CVE-2023-30869: Critical Security Vulnerability Found in Popular WordPress Plugin

The world of digital e-commerce has experienced rapid growth, with many businesses relying on powerful plugins to manage their online stores. WordPress’s Easy Digital Downloads (EDD) plugin is a popular choice, offering limitless possibilities for digital creators to sell their products online without hidden listing fees or transaction limitations. However, a recent discovery of a critical security vulnerability within the plugin puts over 50,000 active installations at risk.

On April 21st, 2023, security researcher Nguyen Anh Tien uncovered a privilege escalation vulnerability (CVE-2023-30869) in the Easy Digital Downloads plugin versions 3.1.1.4.1 and below. This security flaw has a CVSS score of 9.8, indicating its severe nature.

The vulnerability allows any user, irrespective of their authentication and authorization status, to execute any action registered with the prefix ‘edd_’. This prefix is present in a method responsible for password resets, enabling attackers to reset passwords for any user, including administrators, as long as they know the targeted username.
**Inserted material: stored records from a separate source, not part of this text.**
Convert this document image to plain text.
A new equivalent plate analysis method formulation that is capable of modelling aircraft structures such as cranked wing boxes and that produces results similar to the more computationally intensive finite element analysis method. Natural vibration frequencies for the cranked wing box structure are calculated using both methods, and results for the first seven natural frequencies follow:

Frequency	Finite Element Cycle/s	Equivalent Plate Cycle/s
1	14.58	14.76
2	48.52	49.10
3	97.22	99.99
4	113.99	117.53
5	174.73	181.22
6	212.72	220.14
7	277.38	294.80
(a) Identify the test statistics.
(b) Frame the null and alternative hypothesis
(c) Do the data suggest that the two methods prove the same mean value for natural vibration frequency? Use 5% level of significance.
This vulnerability stems from a lack of validation for the password reset key in the password reset function. Instead, the function directly changes the password for the given user, bypassing crucial security checks. The ability to call any action registered with the ‘edd_’ prefix further exacerbates this issue.

The developers of the Easy Digital Downloads plugin have addressed the CVE-2023-30869 vulnerability by releasing version 3.1.1.4.2. The patch prevents the function from being called directly and adds validation measures to ensure the legitimacy of the password reset key.

Users of the plugin should update to the latest version (3.1.1.4.2) immediately to protect their online stores and sensitive user data from potential exploitation.